Setelah itu, The Gang of Four ditambah Ciputra mendirikan perusahaan real estate PT Metropolitan Development, yang membangun perumahan mewah Pondok Indah dan Kota Mandiri Bumi Serpong Damai. Selain itu, Om Liem juga mendirikan kerajaan bisnis bidang otomotif di bawah bendera PT Indomobil.
Pemilik Bank BCA
Bahkan merambah ke bidang perbankan dimana ia membeli Bank Central Asia (BCA) yang kala itu dimiliki oleh Gunardi. Bersama dengan Mochtar Riyadi, Sudono Salim membangun Bank BCA ini. Di tahun 1970-an.
Bank Central Asia ini telah bertumbuh menjadi bank swasta kedua terbesar di Indonesia dengan total asset sebesar US$ 99 juta. Belakangan Mochtar Riady membangun Lippo Bank.
Selama berbisnis, Sudono Salim dan pengusaha lain yang dekat Soeharto menjadi penyokong dana bagi penguasa seperti Soeharto dan partai Golkar. Soeharto mendapatkan uang dari pengusaha macam Sudono Salim.
Lewat Sudono Salim pula, uang dari pengusaha-pengusaha Tionghoa lain disalurkan kepada Soeharto demi kemenangan partai Golongan Karya (Golkar). Dan berkat Golkar, Soeharto pun bisa berkuasa tiga dekade di Indonesia (Jusuf Wanandi, 2014).
Pendiri Salim Group
Tahun 1972, Sudono Salim kemudian mendirikan Salim Grup, sebuah induk perusahaan dari semua perusahaan yang ia miliki. Salim Group memiliki banyak anak perusahaan seperti Indofood yang menguasai produksi mie di Indonesia.
Ia juga memiliki Bogasari, produsen tepung terbesar di Indonesia. Selain itu Salim Group juga memiliki Bank BCA, Indomaret, Indocement, Indomobil, hak waralaba KFC Indonesia dan anak perusahaan lainnya.
Perusahaan milik Sudono Salim ini bergerak dihampir semua sektor usaha. Maka tak mengherankan bila pernah Sudono Salim pernah dinobatkan menjadi orang terkaya di Indonesia dan Asia. Serta masuk daftar 100 orang terkaya dunia. Ia juga menjadi salah satu konglomerat paling terkenal di Indonesia karena hubungannya dengan pemerintahan Soeharto.
Begitu perkasanya Sudono Salim di bidang perekonomian Indonesia kala itu menjadi alasan bagi majalah Insight, Asia’s Business Mountly terbitan Hongkong menampilkan lukisan karikatur Liem Sioe Liong atau Sudono Salim berpakaian gaya Napoleon Bonaparte.

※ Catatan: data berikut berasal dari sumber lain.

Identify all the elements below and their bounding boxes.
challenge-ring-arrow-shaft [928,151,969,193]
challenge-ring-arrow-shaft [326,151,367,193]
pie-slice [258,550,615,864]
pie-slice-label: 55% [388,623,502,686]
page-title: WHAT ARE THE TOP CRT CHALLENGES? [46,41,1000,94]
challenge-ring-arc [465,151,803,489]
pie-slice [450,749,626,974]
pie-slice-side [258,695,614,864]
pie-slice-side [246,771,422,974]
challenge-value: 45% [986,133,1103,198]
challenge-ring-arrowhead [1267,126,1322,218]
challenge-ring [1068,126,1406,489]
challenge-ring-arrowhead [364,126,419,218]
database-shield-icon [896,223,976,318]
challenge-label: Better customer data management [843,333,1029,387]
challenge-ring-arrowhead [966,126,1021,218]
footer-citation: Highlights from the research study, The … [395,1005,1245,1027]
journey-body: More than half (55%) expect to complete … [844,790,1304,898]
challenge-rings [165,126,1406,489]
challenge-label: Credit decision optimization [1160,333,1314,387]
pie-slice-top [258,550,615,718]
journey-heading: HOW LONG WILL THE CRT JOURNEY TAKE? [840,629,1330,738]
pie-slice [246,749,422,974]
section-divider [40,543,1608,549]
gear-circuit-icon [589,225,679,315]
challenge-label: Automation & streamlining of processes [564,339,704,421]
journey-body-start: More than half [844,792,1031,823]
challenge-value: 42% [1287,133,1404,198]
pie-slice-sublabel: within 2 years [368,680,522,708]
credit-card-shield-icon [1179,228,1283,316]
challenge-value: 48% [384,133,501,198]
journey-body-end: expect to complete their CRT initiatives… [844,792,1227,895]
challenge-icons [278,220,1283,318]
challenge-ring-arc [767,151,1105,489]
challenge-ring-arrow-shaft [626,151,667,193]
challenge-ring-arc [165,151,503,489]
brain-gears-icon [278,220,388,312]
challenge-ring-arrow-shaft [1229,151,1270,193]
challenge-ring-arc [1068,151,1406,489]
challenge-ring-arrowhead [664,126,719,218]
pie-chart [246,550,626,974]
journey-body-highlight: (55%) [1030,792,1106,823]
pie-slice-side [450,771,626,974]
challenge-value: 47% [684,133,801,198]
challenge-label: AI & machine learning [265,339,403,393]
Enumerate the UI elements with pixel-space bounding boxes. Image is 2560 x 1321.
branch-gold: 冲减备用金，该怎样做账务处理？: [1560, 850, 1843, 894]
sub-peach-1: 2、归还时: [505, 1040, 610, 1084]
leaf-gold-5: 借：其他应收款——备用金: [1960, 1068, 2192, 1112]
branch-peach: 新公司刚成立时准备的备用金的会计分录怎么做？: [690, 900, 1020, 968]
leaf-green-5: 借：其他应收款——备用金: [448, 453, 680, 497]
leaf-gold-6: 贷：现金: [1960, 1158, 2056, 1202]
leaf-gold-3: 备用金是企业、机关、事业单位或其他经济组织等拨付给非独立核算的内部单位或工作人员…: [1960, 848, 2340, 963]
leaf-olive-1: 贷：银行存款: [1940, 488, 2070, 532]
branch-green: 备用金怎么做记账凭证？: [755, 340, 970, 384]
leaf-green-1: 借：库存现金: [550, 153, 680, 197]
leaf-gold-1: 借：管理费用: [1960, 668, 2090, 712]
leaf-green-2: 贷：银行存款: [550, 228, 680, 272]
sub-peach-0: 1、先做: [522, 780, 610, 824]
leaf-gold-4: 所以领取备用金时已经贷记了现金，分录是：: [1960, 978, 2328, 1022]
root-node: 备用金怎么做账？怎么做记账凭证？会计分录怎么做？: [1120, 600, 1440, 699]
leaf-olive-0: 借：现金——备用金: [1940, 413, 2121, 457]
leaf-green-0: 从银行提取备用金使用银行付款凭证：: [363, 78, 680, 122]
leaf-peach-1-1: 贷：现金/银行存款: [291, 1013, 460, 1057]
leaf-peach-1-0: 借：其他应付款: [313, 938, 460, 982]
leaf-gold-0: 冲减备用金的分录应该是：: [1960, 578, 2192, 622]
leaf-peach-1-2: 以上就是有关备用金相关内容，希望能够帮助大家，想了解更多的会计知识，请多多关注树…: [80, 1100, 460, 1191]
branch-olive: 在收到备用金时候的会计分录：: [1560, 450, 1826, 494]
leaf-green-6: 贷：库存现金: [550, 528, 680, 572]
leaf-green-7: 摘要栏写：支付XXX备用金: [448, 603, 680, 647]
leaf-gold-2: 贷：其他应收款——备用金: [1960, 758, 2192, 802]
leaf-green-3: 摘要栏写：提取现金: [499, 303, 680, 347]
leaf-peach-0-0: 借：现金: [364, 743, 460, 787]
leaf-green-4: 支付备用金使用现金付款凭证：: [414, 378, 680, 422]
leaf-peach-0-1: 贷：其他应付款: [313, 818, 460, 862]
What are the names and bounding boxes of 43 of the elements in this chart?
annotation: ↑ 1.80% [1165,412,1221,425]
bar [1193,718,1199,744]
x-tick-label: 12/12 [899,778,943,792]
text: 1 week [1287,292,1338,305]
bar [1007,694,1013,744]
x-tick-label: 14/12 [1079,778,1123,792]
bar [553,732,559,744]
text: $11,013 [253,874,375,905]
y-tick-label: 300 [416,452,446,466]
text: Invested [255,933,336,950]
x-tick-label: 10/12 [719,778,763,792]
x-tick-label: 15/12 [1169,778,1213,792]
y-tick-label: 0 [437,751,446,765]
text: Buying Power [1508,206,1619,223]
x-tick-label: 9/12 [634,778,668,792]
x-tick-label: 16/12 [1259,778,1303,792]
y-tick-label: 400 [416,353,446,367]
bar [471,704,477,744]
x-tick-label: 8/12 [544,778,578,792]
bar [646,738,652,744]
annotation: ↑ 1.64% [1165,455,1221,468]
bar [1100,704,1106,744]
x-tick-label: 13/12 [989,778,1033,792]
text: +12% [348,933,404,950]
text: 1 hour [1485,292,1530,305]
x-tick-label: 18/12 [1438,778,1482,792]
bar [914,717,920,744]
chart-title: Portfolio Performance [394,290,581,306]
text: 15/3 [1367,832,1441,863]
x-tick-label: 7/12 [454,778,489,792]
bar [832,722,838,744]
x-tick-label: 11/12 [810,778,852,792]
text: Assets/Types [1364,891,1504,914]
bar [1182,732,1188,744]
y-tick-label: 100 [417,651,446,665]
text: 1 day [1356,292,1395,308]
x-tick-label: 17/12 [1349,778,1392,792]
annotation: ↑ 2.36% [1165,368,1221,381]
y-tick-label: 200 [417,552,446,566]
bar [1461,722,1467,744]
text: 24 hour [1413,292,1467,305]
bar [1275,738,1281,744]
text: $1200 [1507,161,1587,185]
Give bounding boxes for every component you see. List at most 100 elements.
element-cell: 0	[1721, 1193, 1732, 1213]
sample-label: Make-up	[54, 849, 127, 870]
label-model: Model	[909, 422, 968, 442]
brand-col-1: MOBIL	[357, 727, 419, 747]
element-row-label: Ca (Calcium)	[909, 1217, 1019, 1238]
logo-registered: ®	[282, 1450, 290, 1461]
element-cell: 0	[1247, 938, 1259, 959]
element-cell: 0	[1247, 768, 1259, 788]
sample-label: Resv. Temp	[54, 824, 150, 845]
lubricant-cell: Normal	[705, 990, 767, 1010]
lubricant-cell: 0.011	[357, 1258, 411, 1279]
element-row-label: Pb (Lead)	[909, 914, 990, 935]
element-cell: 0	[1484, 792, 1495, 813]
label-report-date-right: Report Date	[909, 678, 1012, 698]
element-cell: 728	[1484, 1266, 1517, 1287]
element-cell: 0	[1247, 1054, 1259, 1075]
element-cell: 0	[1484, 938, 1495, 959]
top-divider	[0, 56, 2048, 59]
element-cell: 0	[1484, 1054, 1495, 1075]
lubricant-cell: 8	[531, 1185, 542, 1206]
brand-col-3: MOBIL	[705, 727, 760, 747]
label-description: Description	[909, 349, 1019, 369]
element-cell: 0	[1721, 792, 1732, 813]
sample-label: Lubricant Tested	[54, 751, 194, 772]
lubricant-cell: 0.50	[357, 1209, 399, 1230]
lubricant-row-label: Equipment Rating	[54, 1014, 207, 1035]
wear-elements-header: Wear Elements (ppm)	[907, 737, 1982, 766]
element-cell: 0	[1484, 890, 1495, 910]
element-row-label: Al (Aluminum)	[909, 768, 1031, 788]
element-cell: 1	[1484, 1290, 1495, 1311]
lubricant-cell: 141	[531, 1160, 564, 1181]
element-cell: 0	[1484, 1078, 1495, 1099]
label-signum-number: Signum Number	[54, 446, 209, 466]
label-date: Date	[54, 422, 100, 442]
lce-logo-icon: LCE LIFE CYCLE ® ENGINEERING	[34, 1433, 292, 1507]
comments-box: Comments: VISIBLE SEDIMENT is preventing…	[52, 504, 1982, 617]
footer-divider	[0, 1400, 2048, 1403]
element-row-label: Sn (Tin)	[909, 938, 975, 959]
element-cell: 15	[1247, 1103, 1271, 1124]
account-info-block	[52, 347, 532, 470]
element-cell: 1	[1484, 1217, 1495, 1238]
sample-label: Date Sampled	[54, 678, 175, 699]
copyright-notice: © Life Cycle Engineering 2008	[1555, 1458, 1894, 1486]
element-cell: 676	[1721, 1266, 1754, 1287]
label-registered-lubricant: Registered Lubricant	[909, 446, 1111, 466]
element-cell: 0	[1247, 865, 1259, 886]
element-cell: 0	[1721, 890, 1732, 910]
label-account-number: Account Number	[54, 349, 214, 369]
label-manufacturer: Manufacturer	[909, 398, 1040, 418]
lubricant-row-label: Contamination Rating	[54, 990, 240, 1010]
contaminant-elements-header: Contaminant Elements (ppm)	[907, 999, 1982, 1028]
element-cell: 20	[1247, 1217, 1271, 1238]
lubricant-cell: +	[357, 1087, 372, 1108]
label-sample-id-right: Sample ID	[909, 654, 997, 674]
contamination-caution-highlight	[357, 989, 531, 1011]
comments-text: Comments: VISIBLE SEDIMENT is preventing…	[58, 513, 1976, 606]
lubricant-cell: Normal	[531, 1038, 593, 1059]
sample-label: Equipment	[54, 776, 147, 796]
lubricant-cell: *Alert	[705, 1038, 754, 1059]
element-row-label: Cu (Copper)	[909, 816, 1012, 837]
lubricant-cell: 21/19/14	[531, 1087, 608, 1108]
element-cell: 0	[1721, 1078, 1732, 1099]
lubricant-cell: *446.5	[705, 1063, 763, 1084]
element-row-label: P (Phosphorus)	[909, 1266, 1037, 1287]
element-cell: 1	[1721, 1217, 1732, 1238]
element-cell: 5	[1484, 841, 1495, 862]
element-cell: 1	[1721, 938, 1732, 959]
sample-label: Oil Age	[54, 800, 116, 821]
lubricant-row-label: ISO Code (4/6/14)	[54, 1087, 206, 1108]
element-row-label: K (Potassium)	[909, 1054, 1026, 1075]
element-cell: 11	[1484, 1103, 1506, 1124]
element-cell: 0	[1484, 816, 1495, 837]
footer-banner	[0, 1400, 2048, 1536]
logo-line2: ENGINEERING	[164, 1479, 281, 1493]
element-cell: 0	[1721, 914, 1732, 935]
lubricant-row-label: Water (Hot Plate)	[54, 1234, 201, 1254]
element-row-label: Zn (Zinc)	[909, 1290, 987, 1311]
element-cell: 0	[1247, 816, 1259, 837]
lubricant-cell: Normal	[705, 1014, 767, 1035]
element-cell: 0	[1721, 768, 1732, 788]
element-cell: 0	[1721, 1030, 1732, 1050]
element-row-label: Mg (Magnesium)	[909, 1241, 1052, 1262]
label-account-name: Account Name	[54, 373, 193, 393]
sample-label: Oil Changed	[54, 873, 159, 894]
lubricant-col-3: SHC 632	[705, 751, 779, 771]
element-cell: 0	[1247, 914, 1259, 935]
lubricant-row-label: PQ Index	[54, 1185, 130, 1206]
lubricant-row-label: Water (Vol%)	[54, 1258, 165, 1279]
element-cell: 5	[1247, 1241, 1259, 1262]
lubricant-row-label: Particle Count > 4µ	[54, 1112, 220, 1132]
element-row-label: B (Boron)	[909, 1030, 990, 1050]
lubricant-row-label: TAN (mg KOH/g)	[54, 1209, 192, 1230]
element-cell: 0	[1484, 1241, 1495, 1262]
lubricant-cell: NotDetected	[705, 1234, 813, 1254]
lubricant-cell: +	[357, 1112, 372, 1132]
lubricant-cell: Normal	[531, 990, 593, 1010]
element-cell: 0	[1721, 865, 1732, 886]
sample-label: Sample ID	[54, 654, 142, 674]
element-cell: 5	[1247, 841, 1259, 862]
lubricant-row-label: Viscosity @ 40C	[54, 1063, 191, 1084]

Dadanya penuh ditempeli lencana-lencana perusahaannya.
Bermodal kalimat pendeknya itu pulalah mengantar Liem Sioe Liong muda di Kudus yang juga terkenal sebagai Lin Shao Liang menjadi Soedono Salim si Raja Dagang Indonesia.
Pindah Ke Singapura
Ibarat roda berputar, mundurnya Presiden Soeharto dan akibat terjadi krisis moneter tahun 1998 juga berdampak hebat pada bisnis Sudono Salim. Banyak perusahaannya yang mengalami masalah keuangan hingga memiliki utang banyak.
Ia bahkan terpaksa pindah ke Singapura saat rumahnya di jalan Sahari Jakarta dijarah oleh massa tahun 1998 akibat sentimen anti Tionghoa.
Setelah peristiwa tersebut, ia mulai mengalihkan kepengurusan bisnisnya kepada anaknya Anthony Salim dan menantunya Franciscus Welirang. Untuk menyelamatkan Salim Group, anaknya kemudian menjual beberapa perusahaannya seperti bank BCA kepada keluarga Hartono untuk membayar utang perusahaan.
Setelah menyerahkan usahanya ke anaknya, Sudono Salim menetap di Singapura. Ia tinggal disana hingga tutup usia pada tanggal 10 Juni 2012.